Oh, gods, she thought. She knew what she faced—or what it had been, before evil magic had twisted it.

It was too strong for its size, too strong for her. It pushed, throwing her off balance, the sockets where its eyes should be blank and unreadable. Shedara brought her knee up and slammed it into the little fiend's chin. It reeled, stunned, then snapped back together, every joint tensing, its blades flicking forward like scorpion tails.

She dodged and felt one sickle score her side. The wound was numbingly cold and no blood came from it. Hoping it wasn't deep, she stepped to her right, swung behind the shadow, and planted a dagger in the back of its head.

The blade turned freezing, and she let go with a gasp. The shadow fell, and Shedara felt a rush of relief. Whatever these things were, they could be killed. As she watched, its body unraveled and vanished like smoke, leaving behind nothing but her dagger.

She felt more cold: another shadow at the door. She knew she couldn't handle any more. She was wounded, and she'd barely beaten the first one. She reached past Harlad's hand, pinned to the wall, and opened the shuttered porthole. Gray rain-light spilled in, barely brightening the cabin. Shedara glanced over at the door with a gasp. There were three creatures there, not just one. All little and hideous, wizened and withered like mummified kings in ancient tombs. All held hooked blades, and shadowstuff clung about them like floating cloaks.

Render, she thought with a start. Once, those things were kender.

A taller figure loomed behind them, robed and hooded. For a wild moment, Shedara thought it was Maladar, the Hooded One himself, come to life. But all the tales said the Faceless Emperor wore blue robes, and this figure wore black. He reached out a gloved hand.

"Surrender, elf," said a soft voice, sweet as honey. "Tell me where the Hooded One is, and you may live."

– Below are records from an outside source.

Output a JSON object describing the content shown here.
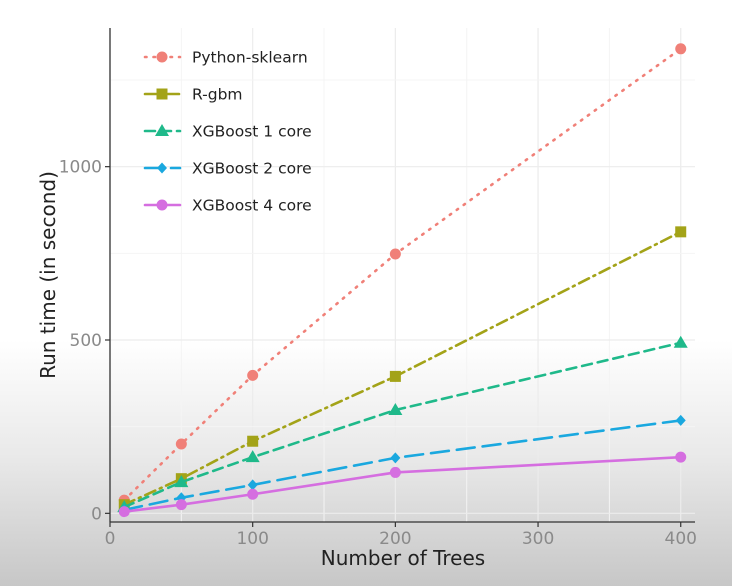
{
  "chart_data": {
    "type": "line",
    "xlabel": "Number of Trees",
    "ylabel": "Run time (in second)",
    "x": [
      10,
      50,
      100,
      200,
      400
    ],
    "xlim": [
      0,
      410
    ],
    "ylim": [
      -25,
      1400
    ],
    "xticks": [
      0,
      100,
      200,
      300,
      400
    ],
    "yticks": [
      0,
      500,
      1000
    ],
    "grid": true,
    "legend_position": "top-left",
    "series": [
      {
        "name": "Python-sklearn",
        "values": [
          38,
          200,
          398,
          748,
          1340
        ],
        "color": "#f08078",
        "dash": "1.5 7",
        "marker": "circle"
      },
      {
        "name": "R-gbm",
        "values": [
          25,
          100,
          208,
          395,
          812
        ],
        "color": "#a3a318",
        "dash": "11 5 2 5",
        "marker": "square"
      },
      {
        "name": "XGBoost 1 core",
        "values": [
          18,
          90,
          162,
          298,
          492
        ],
        "color": "#1fb98a",
        "dash": "10 6",
        "marker": "triangle"
      },
      {
        "name": "XGBoost 2 core",
        "values": [
          10,
          45,
          82,
          160,
          268
        ],
        "color": "#1aa8df",
        "dash": "18 8",
        "marker": "diamond"
      },
      {
        "name": "XGBoost 4 core",
        "values": [
          5,
          25,
          55,
          118,
          162
        ],
        "color": "#d56ee0",
        "dash": "",
        "marker": "circle"
      }
    ]
  }
}
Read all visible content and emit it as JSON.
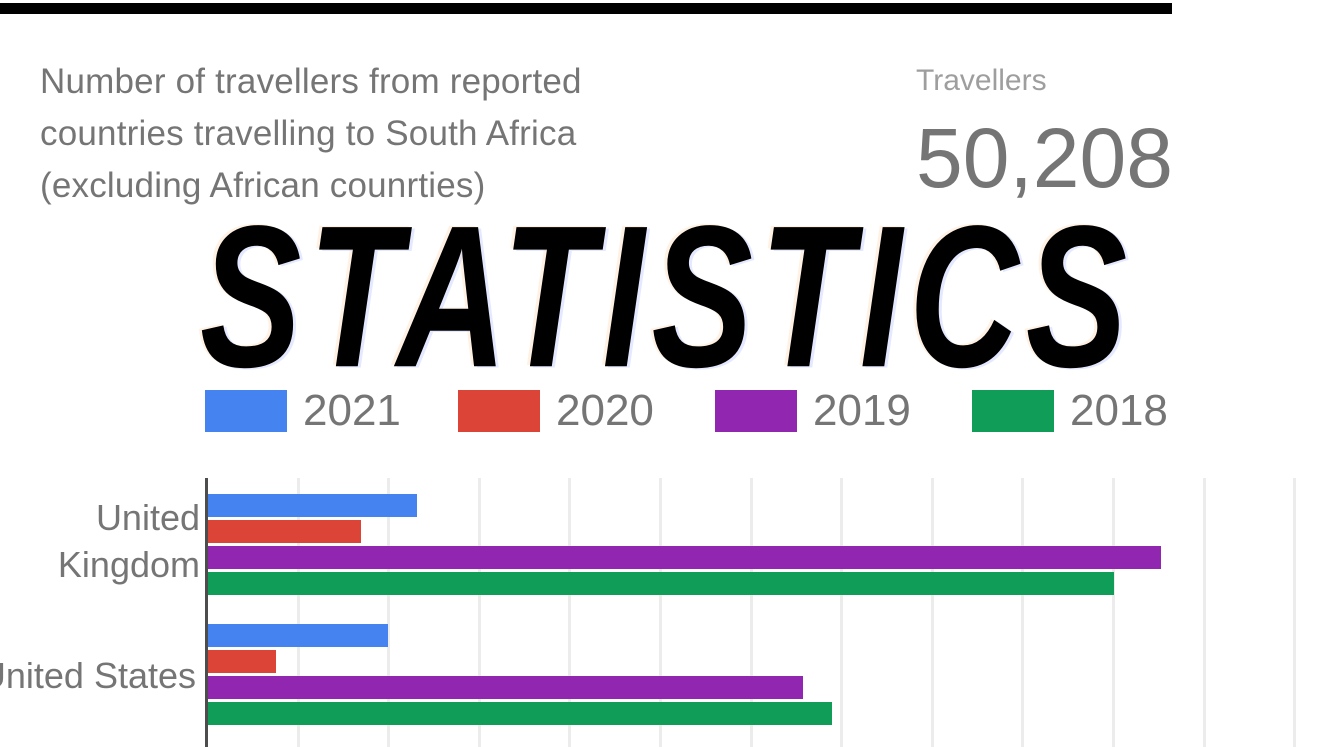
{
  "top_bar": {
    "color": "#000000"
  },
  "header": {
    "title_lines": [
      "Number of travellers from reported",
      "countries travelling to South Africa",
      "(excluding African counrties)"
    ],
    "banner": "STATISTICS",
    "scorecard": {
      "label": "Travellers",
      "value": "50,208"
    }
  },
  "legend": {
    "items": [
      {
        "label": "2021",
        "color": "#4584f0"
      },
      {
        "label": "2020",
        "color": "#db4437"
      },
      {
        "label": "2019",
        "color": "#9126b0"
      },
      {
        "label": "2018",
        "color": "#109d58"
      }
    ]
  },
  "chart_data": {
    "type": "bar",
    "orientation": "horizontal",
    "title": "Number of travellers from reported countries travelling to South Africa (excluding African counrties)",
    "categories": [
      "United Kingdom",
      "United States"
    ],
    "category_label_lines": [
      [
        "United",
        "Kingdom"
      ],
      [
        "United States"
      ]
    ],
    "series": [
      {
        "name": "2021",
        "color": "#4584f0",
        "values_grid_units": [
          2.31,
          1.99
        ]
      },
      {
        "name": "2020",
        "color": "#db4437",
        "values_grid_units": [
          1.69,
          0.75
        ]
      },
      {
        "name": "2019",
        "color": "#9126b0",
        "values_grid_units": [
          10.52,
          6.57
        ]
      },
      {
        "name": "2018",
        "color": "#109d58",
        "values_grid_units": [
          10.0,
          6.89
        ]
      }
    ],
    "axis": {
      "x_tick_labels_visible": false,
      "x_gridline_intervals_visible": 12,
      "units_note": "1 unit = 1 gridline interval; numeric axis labels are cropped below the visible area"
    },
    "legend_position": "top",
    "scorecard_total": "50,208",
    "grid": true
  }
}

Shedara nearly did. The voice compelled her, the black moon's power running thick through the words. The name Harlad had told her leaped to her tongue and hung there, begging her to speak. The robed man held her transfixed for a breath… two… three. Then she shook herself, shuddering as the enchantment lifted, and threw her second knife at the figure in the doorway. Without waiting to see whether it struck, she turned, threw her arms up over her face, and leaped through the window.

The glass exploded outward, shards biting into her arms as she flew through the air. Then she was falling, and the water rose up to slam into her. She sank beneath the surface and stayed there, gazing up at the hulk of the Blade above her, the black ship beside it. Holding her breath, she waited for the shadows to dive in after her.

But they didn't.

Her lungs burned for air. She had to do something. She summoned the strength to cast another spell, invoking Lunis's power. The water dragged at her hands, making it hard to form the necessary gestures, and the words were meaningless as they bubbled from her mouth, taking with them the last dregs of air. But the magic suffused her again, and she felt it run deep, filling her chest.

This had better work, she thought. She opened her mouth and inhaled.

Water flooded down her throat, filling her lungs. For a moment she choked at the sensation, and had to stave off the urge to panic. After that moment, though, the feeling of drowning subsided, and she smiled. She was breathing the water.

Shedara stayed there a while longer, staring up at the Blade. Cold leeched from its hull, down into the sea. She could sense the shadows moving beneath its decks, murdering and savaging the crew as they went. They wouldn't find the Hooded One, though. Only she knew where it had gone. For the first time, she had the advantage over her foes.

Wheeling about, she took a deep breath and swam away.